A brain implant the size of a Band-Aid has cured a woman’s obsessive-compulsive disorder (OCD) and epilepsy.

Amber Pearson, 34, from Albany, New York, had suffered from severe obsessive-compulsive disorder since high school and spent eight hours a day making sure her doors and windows were locked and her stove was off, plus a hand washing procedure that left them raw and bleeding. She also developed epilepsy in her 20s.

The implant sits in the skull and has wires that connect to the brain. When it detects brain patterns that signal the onset of a seizure or obsessive thoughts, the device sends electrical pulses to the regions, shutting down unwanted neural activity.

The treatment is thought to reset abnormal brain circuits, similar to how a pacemaker regulates a heart.

Neurosurgeon Dr.  Ahmed Raslan of Oregon Health & Science University and patient Amber Pearson

Neurosurgeon Dr. Ahmed Raslan of Oregon Health & Science University and patient Amber Pearson

DBS is not a new treatment and was first approved by the FDA in 1997 to control tremors in people with Parkinson’s disease.

In 2019, Ms. Pearson underwent experimental brain surgery at Oregon Health & Science University.

OCD affects 2.5 million American adults. The term is overused in everyday life, but the clinical definition is when a person experiences uncontrollable and recurring thoughts, known as obsessions, and engages in repetitive behaviors, known as compulsions, or both.

It usually starts in late childhood or early adolescence. Experts are unsure of the specific cause of OCD, but both genetic and environmental factors are believed to play a role.

The OCD made Ms Pearson struggle to live a normal life as she was so afraid of food contamination that she could not eat next to other people, even with her family.

In her twenties, after developing epilepsy, she suffered a particularly severe seizure that caused her to lose consciousness.

People with epilepsy are more likely to be affected by OCD, but experts aren’t entirely sure why this is so. It is thought that seizures can cause damage to the brain that can lead to changes in behavior patterns, potentially causing OCD.

Doctors then decided to treat her with deep brain stimulation (DBS) after trying therapy and medication, which had no effect.

Deep brain stimulation is a procedure that involves implanting a device that delivers electrical pulses to the brain.

The U.S. Food and Drug Administration (FDA) allows DBS to be used as a last resort for OCD.

Reports indicate that up to 2021, more than 300 OCD patients had undergone surgery for DBS implantation.

Mrs. Pearson told it Wired: ‘Every decision I made was based on my OCD. It was always in the back of my mind.?

The research, published in the journal Neuron this month documented how a medical team used a single 3.5cm-long electrode modified to detect her unique brain signals to control both her epilepsy and obsessive-compulsive disorder.

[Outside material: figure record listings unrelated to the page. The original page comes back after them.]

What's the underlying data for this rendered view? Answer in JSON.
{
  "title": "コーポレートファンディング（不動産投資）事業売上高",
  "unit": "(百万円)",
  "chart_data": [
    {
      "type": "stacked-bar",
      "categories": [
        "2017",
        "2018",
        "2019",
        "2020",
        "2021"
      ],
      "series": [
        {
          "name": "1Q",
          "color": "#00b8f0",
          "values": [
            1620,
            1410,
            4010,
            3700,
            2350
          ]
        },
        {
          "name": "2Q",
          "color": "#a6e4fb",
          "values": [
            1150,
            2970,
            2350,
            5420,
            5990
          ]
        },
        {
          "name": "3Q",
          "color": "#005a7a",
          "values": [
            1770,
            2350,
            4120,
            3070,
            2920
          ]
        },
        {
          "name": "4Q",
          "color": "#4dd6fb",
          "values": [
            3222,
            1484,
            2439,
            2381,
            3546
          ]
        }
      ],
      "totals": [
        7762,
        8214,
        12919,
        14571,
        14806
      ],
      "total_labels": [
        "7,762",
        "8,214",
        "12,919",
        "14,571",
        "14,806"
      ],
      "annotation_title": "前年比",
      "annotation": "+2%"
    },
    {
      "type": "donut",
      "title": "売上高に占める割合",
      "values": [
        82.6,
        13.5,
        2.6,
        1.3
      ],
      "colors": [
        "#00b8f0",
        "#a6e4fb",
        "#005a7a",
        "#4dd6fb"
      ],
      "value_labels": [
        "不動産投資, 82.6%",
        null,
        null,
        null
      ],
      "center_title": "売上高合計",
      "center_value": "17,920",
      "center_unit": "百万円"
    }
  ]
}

The device they used on Ms. Pearson is responsive, meaning it only delivers electric shocks when it detects irregular patterns in her brain that signal the onset of a seizure or obsessive thoughts.

Responsive DBS has already been used to treat epilepsy, but Ms Pearson’s case marks the first time it has been used for OCD, and to treat two conditions at the same time.

Ms Pearon’s seizures were caused in a part of the brain called the insula.

Her neurosurgeon, Dr. Ahmed Raslan, wanted to target a small area in the insula, as well as the ventral striatum, which is located just above and behind the eyes.

The ventral striatum includes the nucleus accumbens ? a part of the brain related to motivation and action, and compulsive drives.

Dr. Raslan said, “It was an area where the same electrode could be targeted.”

The device is manufactured by a company called NeuroPace, based in California.

While other electrodes used for deep brain stimulation only emit electrical pulses, NeuroPace collects brain signals and emits electricity only when programmed to respond to a trigger.

Ms Pearson spent up to eight hours a day performing compulsions such as washing hands and checking her stove was off. Now she said it’s more than 30 minutes.

Mrs Pearson said: ‘Now I rarely worry about what happens in my house while I’m away. I notice fewer and fewer obsessions and compulsions.

“I’ve been able to build healthier relationships with the people in my life.”